Lionnel Luca, the mayor of Villeneuve-Loubet, announced the ban of the Islamic swim wear citing security concerns even as he branded the clothing “the uniform of extremist Islamism”.
He also said the prohibition was for sanitary reasons.
The ban was imposed at a special council session on Sunday in Sisco amid tensions over the brawl, in which five people were hurt.
“I was told that there was a couple on one of our beaches where the wife was swimming fully dressed, and I considered that unacceptable for hygienic reasons and unwelcome given the general situation,” he told the AFP news agency.
“In France, one does not come to the beach dressed to display one’s religious convictions, especially as they are false convictions that the religion does not demand.”

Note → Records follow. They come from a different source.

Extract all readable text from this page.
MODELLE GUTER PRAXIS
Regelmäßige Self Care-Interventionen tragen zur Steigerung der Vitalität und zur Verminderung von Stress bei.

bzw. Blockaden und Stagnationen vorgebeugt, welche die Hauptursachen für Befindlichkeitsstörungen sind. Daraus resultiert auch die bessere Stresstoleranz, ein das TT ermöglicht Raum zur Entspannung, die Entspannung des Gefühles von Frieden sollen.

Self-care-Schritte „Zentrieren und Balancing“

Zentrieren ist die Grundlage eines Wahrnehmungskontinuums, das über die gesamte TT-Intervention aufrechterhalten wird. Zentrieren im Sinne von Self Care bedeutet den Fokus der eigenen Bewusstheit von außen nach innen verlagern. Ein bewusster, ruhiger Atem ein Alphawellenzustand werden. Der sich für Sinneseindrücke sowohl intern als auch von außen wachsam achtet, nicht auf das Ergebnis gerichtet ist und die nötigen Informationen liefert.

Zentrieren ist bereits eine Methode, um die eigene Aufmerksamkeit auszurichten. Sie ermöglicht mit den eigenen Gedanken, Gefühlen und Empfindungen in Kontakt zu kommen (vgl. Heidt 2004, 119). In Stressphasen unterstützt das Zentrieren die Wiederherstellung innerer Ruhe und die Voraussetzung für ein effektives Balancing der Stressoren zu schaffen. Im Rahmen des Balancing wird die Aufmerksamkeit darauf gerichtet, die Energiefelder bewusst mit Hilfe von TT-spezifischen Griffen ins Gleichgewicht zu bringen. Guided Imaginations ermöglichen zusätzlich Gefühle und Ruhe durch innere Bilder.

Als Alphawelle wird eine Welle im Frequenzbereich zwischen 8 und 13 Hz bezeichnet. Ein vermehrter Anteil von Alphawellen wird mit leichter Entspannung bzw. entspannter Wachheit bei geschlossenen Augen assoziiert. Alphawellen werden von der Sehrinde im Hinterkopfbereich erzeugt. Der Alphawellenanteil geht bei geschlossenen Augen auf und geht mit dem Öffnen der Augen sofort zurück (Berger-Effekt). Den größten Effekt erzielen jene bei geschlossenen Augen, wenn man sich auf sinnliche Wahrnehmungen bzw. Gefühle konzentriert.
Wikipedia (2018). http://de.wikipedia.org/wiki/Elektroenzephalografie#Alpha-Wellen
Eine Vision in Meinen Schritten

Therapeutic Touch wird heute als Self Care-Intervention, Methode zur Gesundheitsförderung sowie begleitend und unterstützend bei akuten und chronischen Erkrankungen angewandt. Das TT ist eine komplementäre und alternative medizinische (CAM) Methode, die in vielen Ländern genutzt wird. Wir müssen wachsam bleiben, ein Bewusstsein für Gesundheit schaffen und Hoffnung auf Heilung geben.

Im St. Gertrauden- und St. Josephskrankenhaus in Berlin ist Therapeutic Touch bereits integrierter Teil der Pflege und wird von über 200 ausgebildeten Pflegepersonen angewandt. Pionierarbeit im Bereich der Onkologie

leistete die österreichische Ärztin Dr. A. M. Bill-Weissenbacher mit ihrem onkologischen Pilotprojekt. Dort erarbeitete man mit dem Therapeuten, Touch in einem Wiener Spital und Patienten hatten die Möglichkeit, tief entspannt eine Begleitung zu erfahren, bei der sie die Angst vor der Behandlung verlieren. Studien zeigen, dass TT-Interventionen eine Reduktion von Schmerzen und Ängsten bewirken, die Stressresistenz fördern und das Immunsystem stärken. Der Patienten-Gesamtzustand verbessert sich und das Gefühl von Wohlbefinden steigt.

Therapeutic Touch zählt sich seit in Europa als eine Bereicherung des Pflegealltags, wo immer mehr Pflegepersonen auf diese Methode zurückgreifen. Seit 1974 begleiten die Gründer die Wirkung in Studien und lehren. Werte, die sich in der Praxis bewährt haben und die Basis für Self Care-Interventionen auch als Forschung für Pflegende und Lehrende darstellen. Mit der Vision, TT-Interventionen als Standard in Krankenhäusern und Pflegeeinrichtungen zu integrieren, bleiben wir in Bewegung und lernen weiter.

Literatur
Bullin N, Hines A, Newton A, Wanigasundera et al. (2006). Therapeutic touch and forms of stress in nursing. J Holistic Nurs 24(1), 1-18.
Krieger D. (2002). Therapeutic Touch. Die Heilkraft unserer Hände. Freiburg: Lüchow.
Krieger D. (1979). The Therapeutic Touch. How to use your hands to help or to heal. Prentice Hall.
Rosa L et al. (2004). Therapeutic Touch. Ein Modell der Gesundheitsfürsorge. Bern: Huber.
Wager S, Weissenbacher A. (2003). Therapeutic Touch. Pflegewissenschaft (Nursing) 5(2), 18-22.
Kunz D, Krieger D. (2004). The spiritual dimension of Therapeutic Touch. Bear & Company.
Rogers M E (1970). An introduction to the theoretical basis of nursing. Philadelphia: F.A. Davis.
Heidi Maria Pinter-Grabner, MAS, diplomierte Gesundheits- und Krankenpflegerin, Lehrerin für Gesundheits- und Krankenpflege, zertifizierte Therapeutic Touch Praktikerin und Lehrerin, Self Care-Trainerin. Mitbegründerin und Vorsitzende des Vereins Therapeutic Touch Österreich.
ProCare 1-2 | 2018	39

The ban has provoked strong criticism from Muslim groups and anti-discrimination organisations, who argue that women should have the freedom to dress how they wish.
This is even as a French human rights group has said it would oppose the ban in court, reports Al Jazeera.
Marwan Muhammad, the executive director of the Collective Against Islamophobia in France, posted a message on the group’s Facebook page.
He wrote: “Ten women have asked us to sue the town of Cannes.
“We are currently conducting interlocutory action against Cannes.
The burkini ban will remain in place until August 31, according to officials.
Anyone breaching the order could face a £32 fine.
Tension has grown this summer between local communities and Muslims of North African origin in the south of France, especially following the massacre of 85 people by a lorry driver on the seafront at Nice on 14 July.